One of the most annoying organic alterations is the eruption of the third molar or "wisdom tooth", so called because the age at which it must erupt is around 18 years of age, when humans are supposed to acquire the minimum amount essential of sanity and good judgment.
However, the wisdom tooth itself seems to be the least judicious of all dental pieces. In the first place, it is an inconstant molar that sometimes forms and others, not. When it is formed, it can erupt without problems, but very frequently it causes more or less serious disorders, generally due to the fact that it does not have space to be located at the end of the dental arch.
If the germ of the wisdom tooth has been formed in the right position, it will force a slow and semi-empty exit during which the neighboring structures , such as the mucous gum cap covering it, take a long time to reabsorb and normalize.. In this situation, the gum tab remaining on the crown acts as a valve under which food residues can be retained and infections and mucous lesions develop that can become very painful and seriously complicated.
A consequence of this eruption of the third molar, much discussed by researchers, may be the increase in pressure that is transmitted from tooth to tooth to the anterior region of the incisors and that can cause there the rearrangement of the teeth, stacking them, little by little , some on others.
This phenomenon, however, does not seem to be the exclusive responsibility of the third molar. The displacement of the molars forward (mesialization) is a curious normal movement that occurs throughout life, even in the total absence of moral third parties.
Another type of problem arises if the germ of the wisdom tooth has been formed in a defective position (usually inclined forward in the jaw).

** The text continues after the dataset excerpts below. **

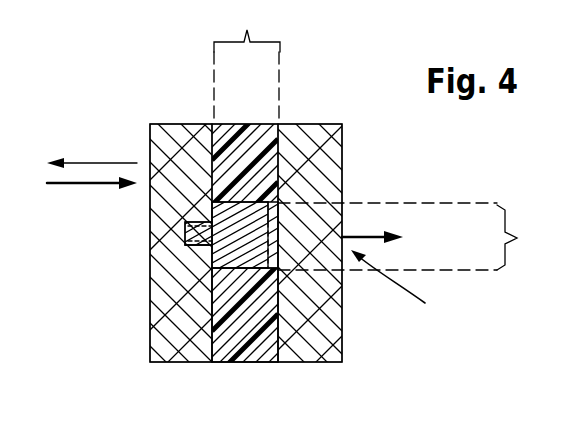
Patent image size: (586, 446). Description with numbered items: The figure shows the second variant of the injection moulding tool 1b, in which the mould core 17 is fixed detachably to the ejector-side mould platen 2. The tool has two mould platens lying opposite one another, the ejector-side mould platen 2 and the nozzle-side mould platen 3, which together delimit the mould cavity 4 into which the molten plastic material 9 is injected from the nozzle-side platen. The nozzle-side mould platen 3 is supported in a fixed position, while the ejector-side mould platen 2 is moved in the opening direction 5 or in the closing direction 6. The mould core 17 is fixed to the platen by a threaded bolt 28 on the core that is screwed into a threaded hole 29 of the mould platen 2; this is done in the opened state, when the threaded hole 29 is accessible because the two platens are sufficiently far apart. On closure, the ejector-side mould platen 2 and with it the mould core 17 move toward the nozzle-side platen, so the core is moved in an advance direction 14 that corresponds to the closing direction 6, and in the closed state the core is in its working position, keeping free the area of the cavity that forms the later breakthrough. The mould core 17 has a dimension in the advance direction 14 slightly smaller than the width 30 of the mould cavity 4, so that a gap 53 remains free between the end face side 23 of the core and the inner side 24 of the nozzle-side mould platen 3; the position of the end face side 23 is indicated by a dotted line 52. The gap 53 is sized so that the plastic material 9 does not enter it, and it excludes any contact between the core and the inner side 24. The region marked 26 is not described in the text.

The injection moulding tool 1b is at (453, 314).
The ejector-side mould platen 2 is at (165, 343).
The nozzle-side mould platen 3 is at (312, 340).
The mould cavity 4 is at (281, 170).
The opening direction 5 is at (92, 151).
The closing direction 6 is at (92, 196).
The plastic material 9 is at (245, 246).
The advance direction 14 is at (358, 237).
The mould core 17 is at (240, 255).
The end face side 23 is at (283, 225).
The inner side 24 is at (268, 340).
The flow region 26 is at (280, 248).
The threaded bolt 28 is at (188, 222).
The threaded hole 29 is at (189, 246).
The width of the mould cavity 30 is at (247, 61).
The dotted line 52 is at (274, 237).
The gap 53 is at (272, 200).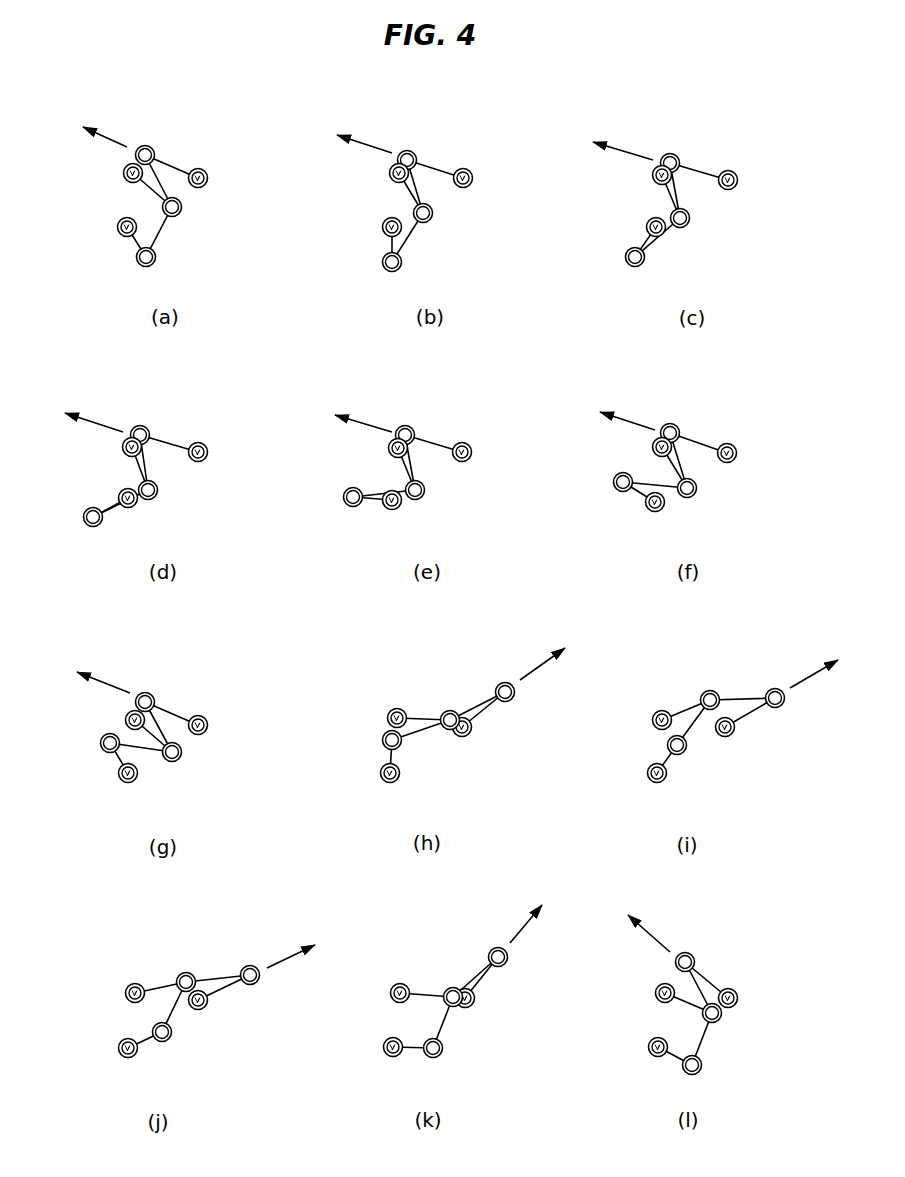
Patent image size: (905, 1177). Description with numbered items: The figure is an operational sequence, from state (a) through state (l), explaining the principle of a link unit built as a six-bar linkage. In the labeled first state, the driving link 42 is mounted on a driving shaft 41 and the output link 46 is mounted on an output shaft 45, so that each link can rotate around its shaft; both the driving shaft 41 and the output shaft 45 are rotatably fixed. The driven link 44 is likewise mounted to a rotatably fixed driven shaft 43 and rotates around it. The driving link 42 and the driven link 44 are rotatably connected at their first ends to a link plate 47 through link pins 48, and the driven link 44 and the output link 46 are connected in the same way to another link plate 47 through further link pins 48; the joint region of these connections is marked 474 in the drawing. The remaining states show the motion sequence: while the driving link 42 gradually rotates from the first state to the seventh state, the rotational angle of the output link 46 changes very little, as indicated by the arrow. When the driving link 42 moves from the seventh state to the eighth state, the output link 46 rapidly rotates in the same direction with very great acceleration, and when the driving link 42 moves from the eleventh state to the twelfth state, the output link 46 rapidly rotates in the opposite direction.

The driving shaft 41 is at (118, 226).
The driving link 42 is at (137, 250).
The driven shaft 43 is at (124, 171).
The driven link 44 is at (151, 189).
The output shaft 45 is at (207, 178).
The output link 46 is at (173, 160).
The link plate 47 is at (164, 226).
The connecting joint 474 is at (166, 186).
The link pin 48 is at (144, 146).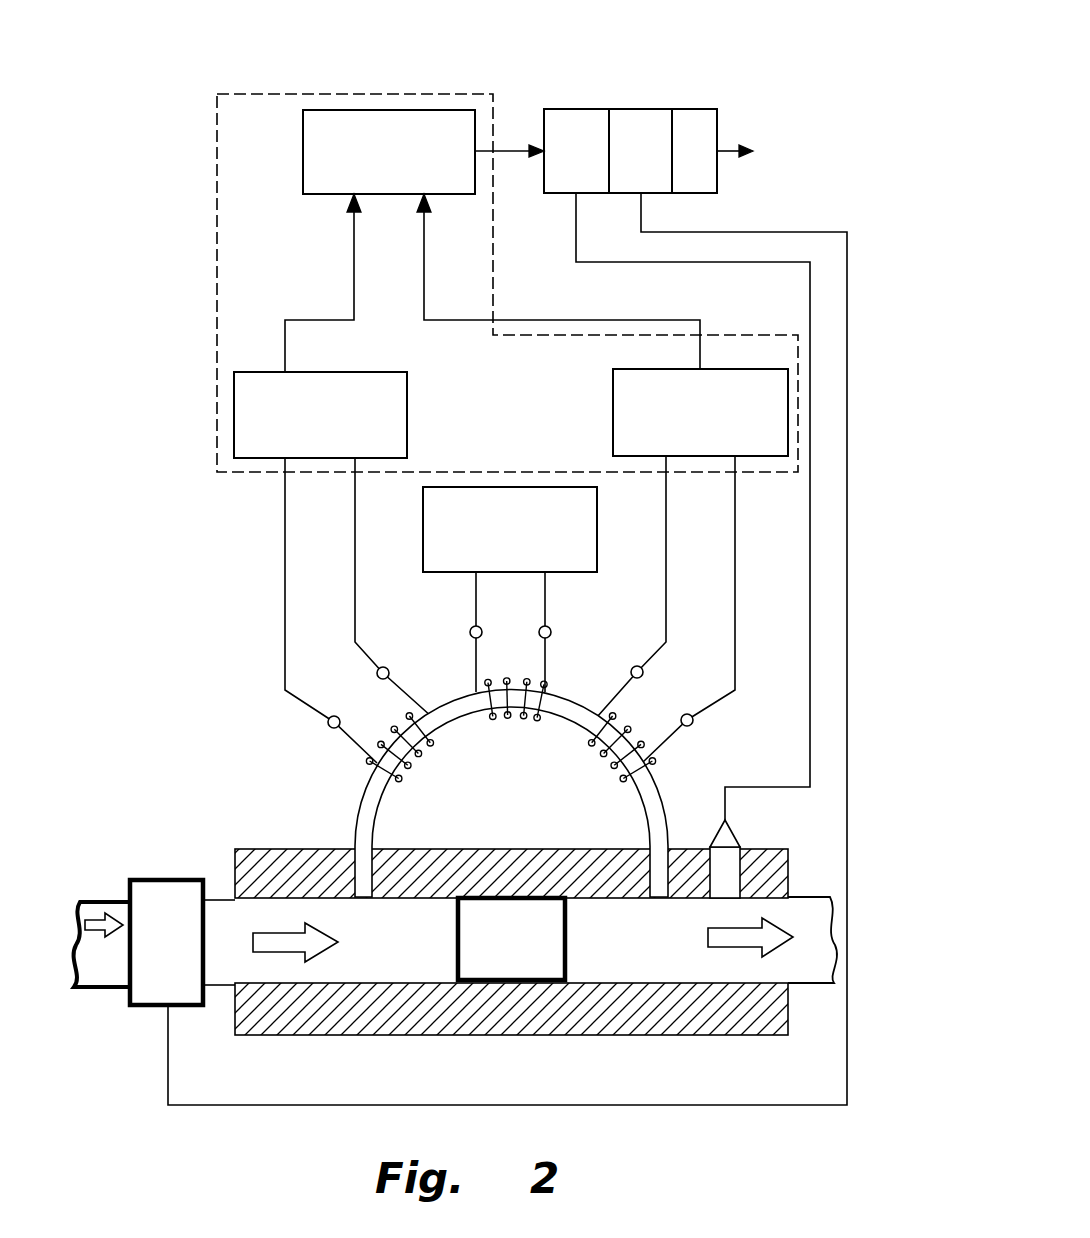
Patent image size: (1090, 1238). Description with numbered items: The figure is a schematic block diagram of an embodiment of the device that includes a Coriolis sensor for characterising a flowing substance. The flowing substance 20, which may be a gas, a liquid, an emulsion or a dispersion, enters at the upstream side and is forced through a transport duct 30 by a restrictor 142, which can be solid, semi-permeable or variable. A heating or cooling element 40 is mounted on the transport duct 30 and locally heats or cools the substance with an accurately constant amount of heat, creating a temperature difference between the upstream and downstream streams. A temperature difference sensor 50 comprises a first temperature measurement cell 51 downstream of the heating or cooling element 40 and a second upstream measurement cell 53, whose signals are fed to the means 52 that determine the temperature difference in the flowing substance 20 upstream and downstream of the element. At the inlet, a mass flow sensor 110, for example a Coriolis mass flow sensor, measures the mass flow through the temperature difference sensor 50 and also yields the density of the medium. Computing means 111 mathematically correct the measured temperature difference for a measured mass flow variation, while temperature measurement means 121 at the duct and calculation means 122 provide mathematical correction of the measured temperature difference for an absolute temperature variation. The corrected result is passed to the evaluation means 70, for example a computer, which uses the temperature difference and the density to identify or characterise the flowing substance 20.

The flowing substance 20 is at (108, 900).
The transport duct 30 is at (378, 822).
The heating or cooling element 40 is at (433, 573).
The temperature difference sensor 50 is at (279, 94).
The first temperature measurement cell 51 is at (742, 369).
The means to determine a temperature difference 52 is at (393, 110).
The second upstream measurement cell 53 is at (254, 372).
The evaluation means 70 is at (711, 109).
The mass flow sensor 110 is at (168, 880).
The computing means 111 is at (631, 109).
The temperature measurement means 121 is at (740, 835).
The calculation means 122 is at (556, 109).
The restrictor 142 is at (512, 948).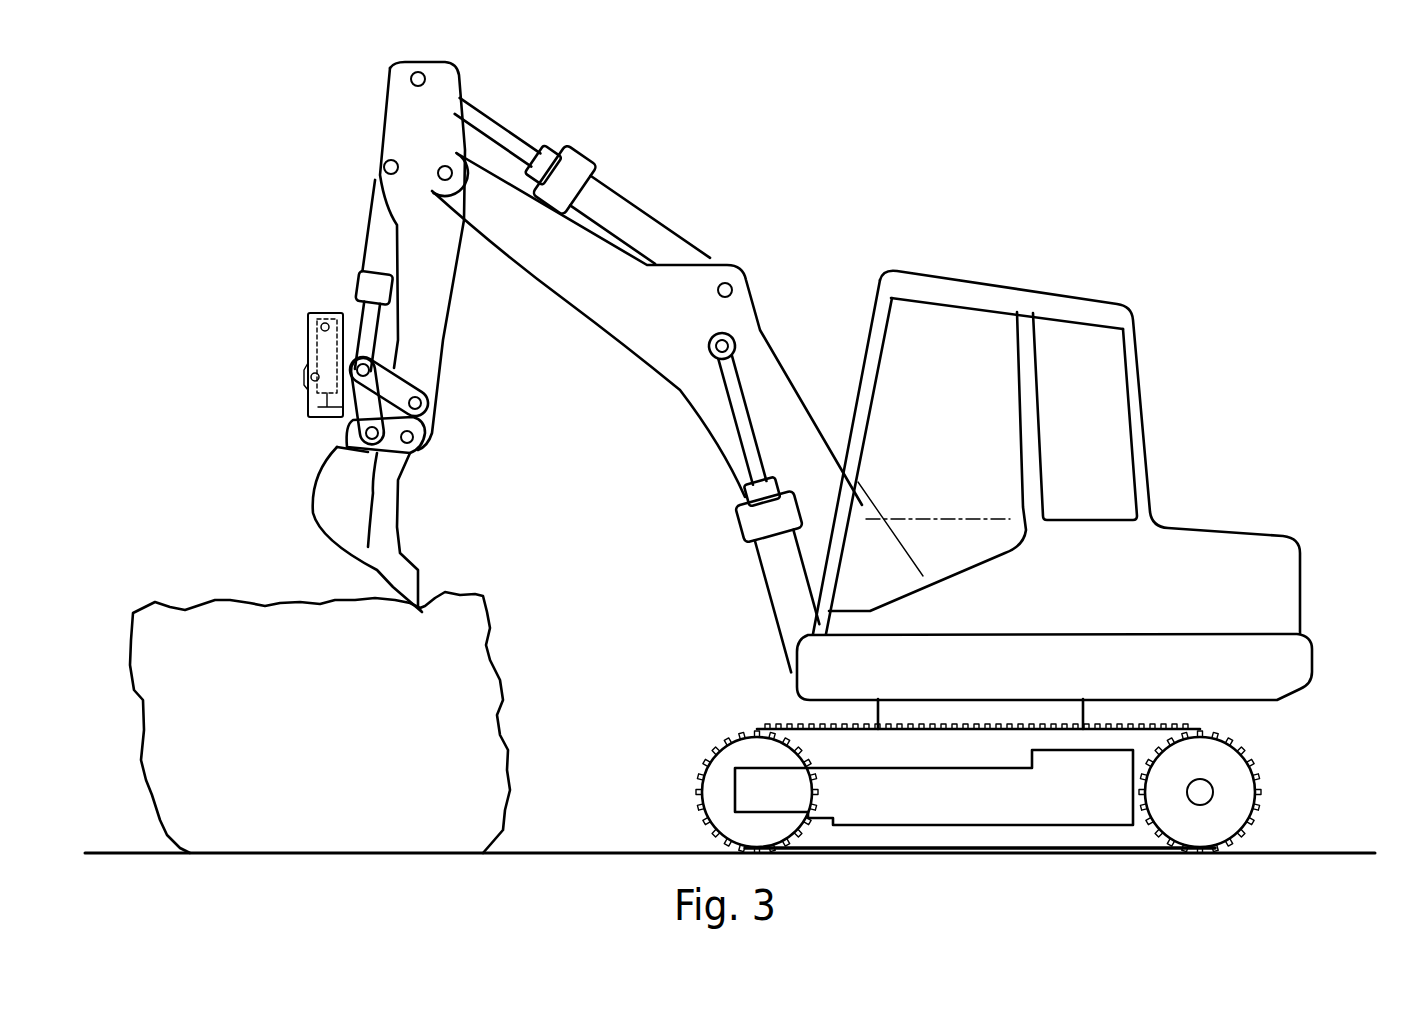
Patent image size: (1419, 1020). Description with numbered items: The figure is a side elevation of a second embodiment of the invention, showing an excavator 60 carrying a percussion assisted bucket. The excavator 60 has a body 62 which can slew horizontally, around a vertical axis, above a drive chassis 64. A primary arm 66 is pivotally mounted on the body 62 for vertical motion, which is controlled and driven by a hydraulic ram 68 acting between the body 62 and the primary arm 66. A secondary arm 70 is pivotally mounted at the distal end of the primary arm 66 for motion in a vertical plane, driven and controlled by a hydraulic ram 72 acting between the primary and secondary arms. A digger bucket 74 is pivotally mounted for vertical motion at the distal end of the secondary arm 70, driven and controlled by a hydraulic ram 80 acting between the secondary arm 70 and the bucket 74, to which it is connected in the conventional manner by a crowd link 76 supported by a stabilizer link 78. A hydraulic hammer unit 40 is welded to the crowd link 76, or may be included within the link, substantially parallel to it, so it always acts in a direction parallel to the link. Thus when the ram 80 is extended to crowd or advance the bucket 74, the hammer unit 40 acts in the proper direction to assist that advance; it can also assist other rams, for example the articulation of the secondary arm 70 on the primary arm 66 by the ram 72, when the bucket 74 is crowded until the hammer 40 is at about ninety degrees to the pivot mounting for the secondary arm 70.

The hydraulic hammer unit 40 is at (313, 343).
The excavator 60 is at (1141, 263).
The body 62 is at (1287, 665).
The drive chassis 64 is at (1093, 763).
The primary arm 66 is at (790, 410).
The hydraulic ram 68 is at (793, 585).
The secondary arm 70 is at (427, 302).
The hydraulic ram 72 is at (640, 215).
The digger bucket 74 is at (332, 502).
The crowd link 76 is at (347, 417).
The stabilizer link 78 is at (395, 385).
The hydraulic ram 80 is at (378, 238).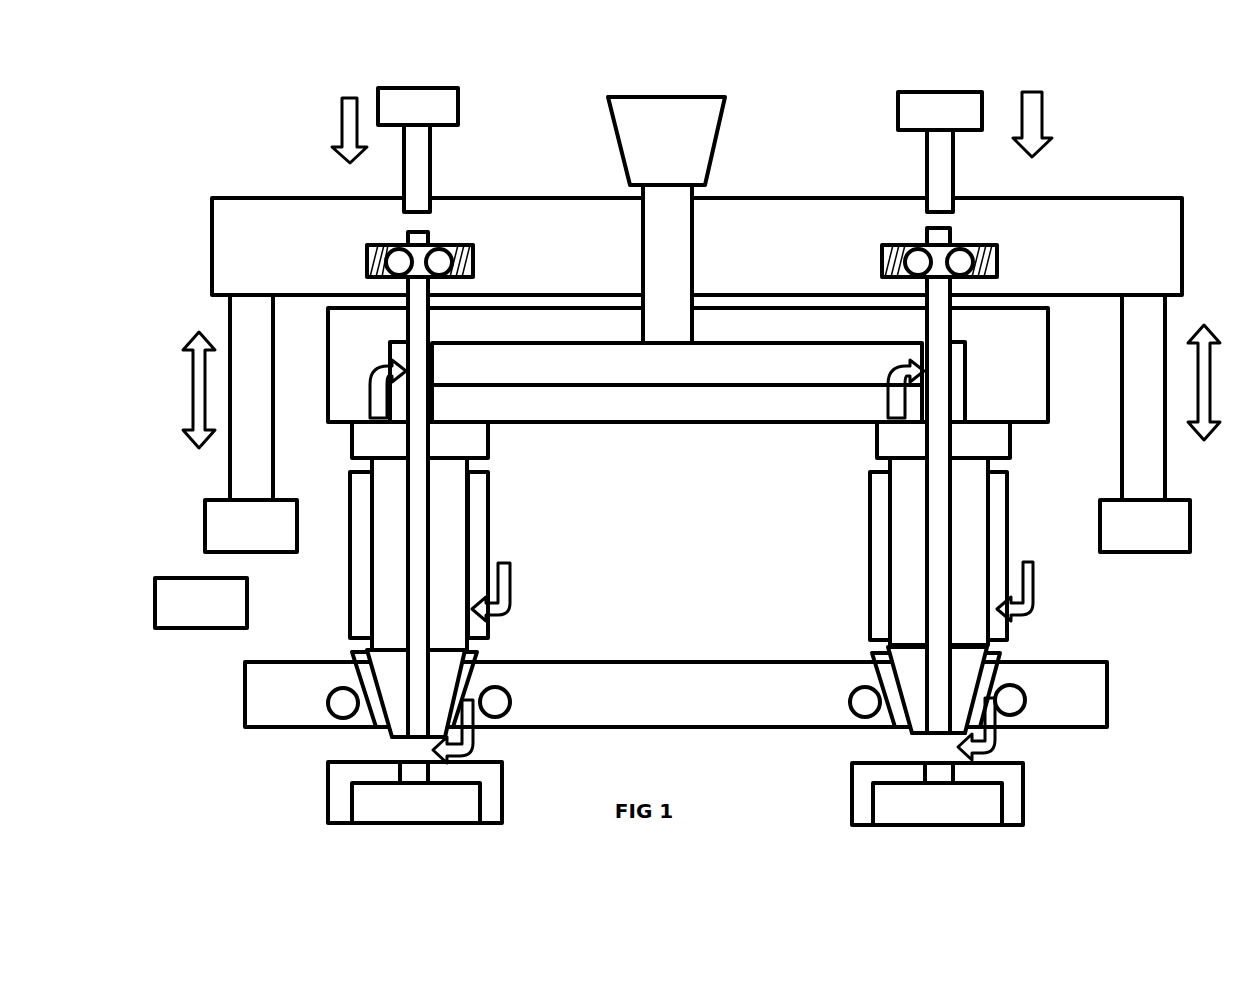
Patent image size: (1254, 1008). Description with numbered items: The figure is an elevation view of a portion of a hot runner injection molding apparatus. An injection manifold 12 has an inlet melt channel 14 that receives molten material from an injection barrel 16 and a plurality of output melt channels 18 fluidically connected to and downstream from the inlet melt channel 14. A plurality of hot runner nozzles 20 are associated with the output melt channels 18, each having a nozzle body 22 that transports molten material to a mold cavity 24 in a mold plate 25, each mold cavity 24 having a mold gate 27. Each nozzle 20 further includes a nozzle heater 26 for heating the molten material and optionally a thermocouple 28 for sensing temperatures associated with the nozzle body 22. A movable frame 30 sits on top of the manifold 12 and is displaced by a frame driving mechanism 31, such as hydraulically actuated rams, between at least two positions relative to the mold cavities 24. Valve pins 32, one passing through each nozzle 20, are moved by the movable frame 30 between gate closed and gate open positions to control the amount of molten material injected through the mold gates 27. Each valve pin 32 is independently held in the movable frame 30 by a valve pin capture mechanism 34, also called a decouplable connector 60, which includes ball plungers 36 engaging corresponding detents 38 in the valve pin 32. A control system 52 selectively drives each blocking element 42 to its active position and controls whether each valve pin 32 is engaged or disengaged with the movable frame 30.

This stumbling will easily cause injury to that adjacent molar.
Obviously, this is a complex problem because the surgical extraction of a twisted or included third molar can be quite laborious (especially because the shape of its roots is sometimes decidedly tortuous) and because the repair of the injured second molar entails serious difficulties in a root zone difficult to access, difficult to isolate and difficult to control. We must not neglect, therefore, the surveillance of this conflictive region at the bottom of the oral cavity.
The human jaw has not stopped wane and there are several reasons that explain it. In the first place, the functions that man now exercises with his mouth have varied substantially. Man is no longer required to use it to catch and tear food, nor as a weapon of attack or defense. With the most civilized type of food, very soft and nutritious, you do not need a jaw as "crusher" as before.
On the other hand, the masticatory effort of the jaw during the period of its growth and development has been diminished. The baby in many cases is no longer fed through the breast to the one who bites with his gums to get milk. The change in muscle exercise that is important is important, since the suction of a bottle does not stimulate the relevant mandibular growth.
Now, if the jaw has no choice but to decrease, why the rigorous laws that govern the evolution of the maxillofacial set of man have not been concerned to reduce proportionally the number of teeth? The question remains open, although there is no doubt that there has been enough time for that to happen.